Q6. How would you keep the system scalable for hundreds of thousands of queries each month?
A distributed Spark job handles large volumes of documents during ingestion. A load-balanced microservice or serverless functions respond to user queries in parallel. The vector database scales horizontally by sharding embedding indexes across nodes. Caching frequent or recent queries can reduce retrieval time for hot data. If the LLM usage spikes, container orchestration with autoscaling can spin up more replicas to handle load.
Q7. How would you approach cost optimization for LLM calls?
Batch queries wherever possible. Cache repeated or similar questions. Track usage by grouping queries under the same use case or department, then set usage limits. Encourage partial reuse of embeddings for near-duplicate queries. Explore open-source or in-house LLMs for internal data to reduce API cost overhead.

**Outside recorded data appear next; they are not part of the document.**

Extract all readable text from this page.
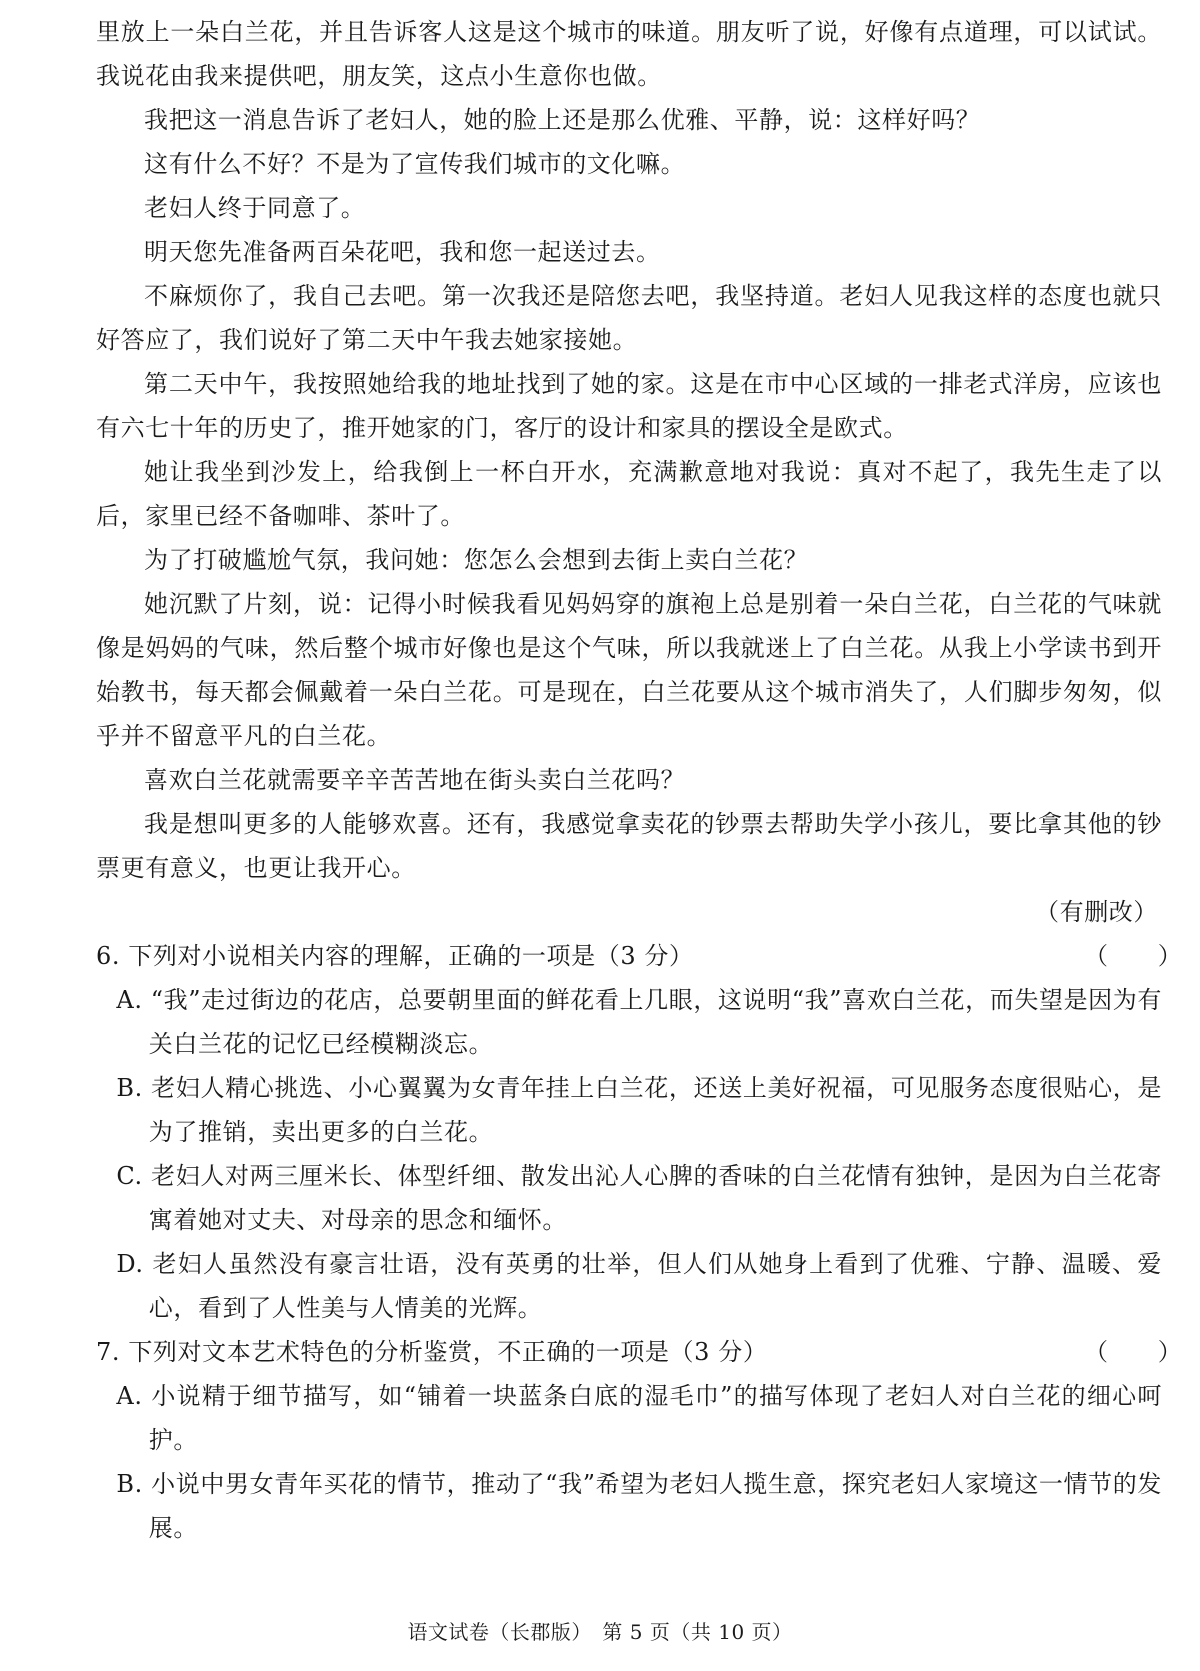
里放上一朵白兰花，并且告诉客人这是这个城市的味道。朋友听了说，好像有点道理，可以试试。我说花由我来提供吧，朋友笑，这点小生意你也做。

我把这一消息告诉了老妇人，她的脸上还是那么优雅、平静，说：这样好吗？

这有什么不好？不是为了宣传我们城市的文化嘛。

老妇人终于同意了。

明天您先准备两百朵花吧，我和您一起送过去。

不麻烦你了，我自己去吧。第一次我还是陪您去吧，我坚持道。老妇人见我这样的态度也就只好答应了，我们说好了第二天中午我去她家接她。

第二天中午，我按照她给我的地址找到了她的家。这是在市中心区域的一排老式洋房，应该也有六七十年的历史了，推开她家的门，客厅的设计和家具的摆设全是欧式。

她让我坐到沙发上，给我倒上一杯白开水，充满歉意地对我说：真对不起了，我先生走了以后，家里已经不备咖啡、茶叶了。

为了打破尴尬气氛，我问她：您怎么会想到去街上卖白兰花？

她沉默了片刻，说：记得小时候我看见妈妈穿的旗袍上总是别着一朵白兰花，白兰花的气味就像是妈妈的气味，然后整个城市好像也是这个气味，所以我就迷上了白兰花。从我上小学读书到开始教书，每天都会佩戴着一朵白兰花。可是现在，白兰花要从这个城市消失了，人们脚步匆匆，似乎并不留意平凡的白兰花。

喜欢白兰花就需要辛辛苦苦地在街头卖白兰花吗？

我是想叫更多的人能够欢喜。还有，我感觉拿卖花的钞票去帮助失学小孩儿，要比拿其他的钞票更有意义，也更让我开心。

（有删改）

6. 下列对小说相关内容的理解，正确的一项是（3 分）	（　　）

A. “我”走过街边的花店，总要朝里面的鲜花看上几眼，这说明“我”喜欢白兰花，而失望是因为有关白兰花的记忆已经模糊淡忘。

B. 老妇人精心挑选、小心翼翼为女青年挂上白兰花，还送上美好祝福，可见服务态度很贴心，是为了推销，卖出更多的白兰花。

C. 老妇人对两三厘米长、体型纤细、散发出沁人心脾的香味的白兰花情有独钟，是因为白兰花寄寓着她对丈夫、对母亲的思念和缅怀。

D. 老妇人虽然没有豪言壮语，没有英勇的壮举，但人们从她身上看到了优雅、宁静、温暖、爱心，看到了人性美与人情美的光辉。

7. 下列对文本艺术特色的分析鉴赏，不正确的一项是（3 分）	（　　）

A. 小说精于细节描写，如“铺着一块蓝条白底的湿毛巾”的描写体现了老妇人对白兰花的细心呵护。

B. 小说中男女青年买花的情节，推动了“我”希望为老妇人揽生意，探究老妇人家境这一情节的发展。

语文试卷（长郡版）　第 5 页（共 10 页）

Q8. How do you validate the performance of the overall pipeline beyond user feedback?
An offline evaluation run picks representative queries and checks retrieval accuracy. Synthetic questions can also measure how well the system handles edge cases. Each retrieval output is compared against a curated “golden” answer set. Continuous integration tests can run these checks whenever the pipeline updates data sources or modifies the retrieval logic. This ensures stable performance and quick regression detection.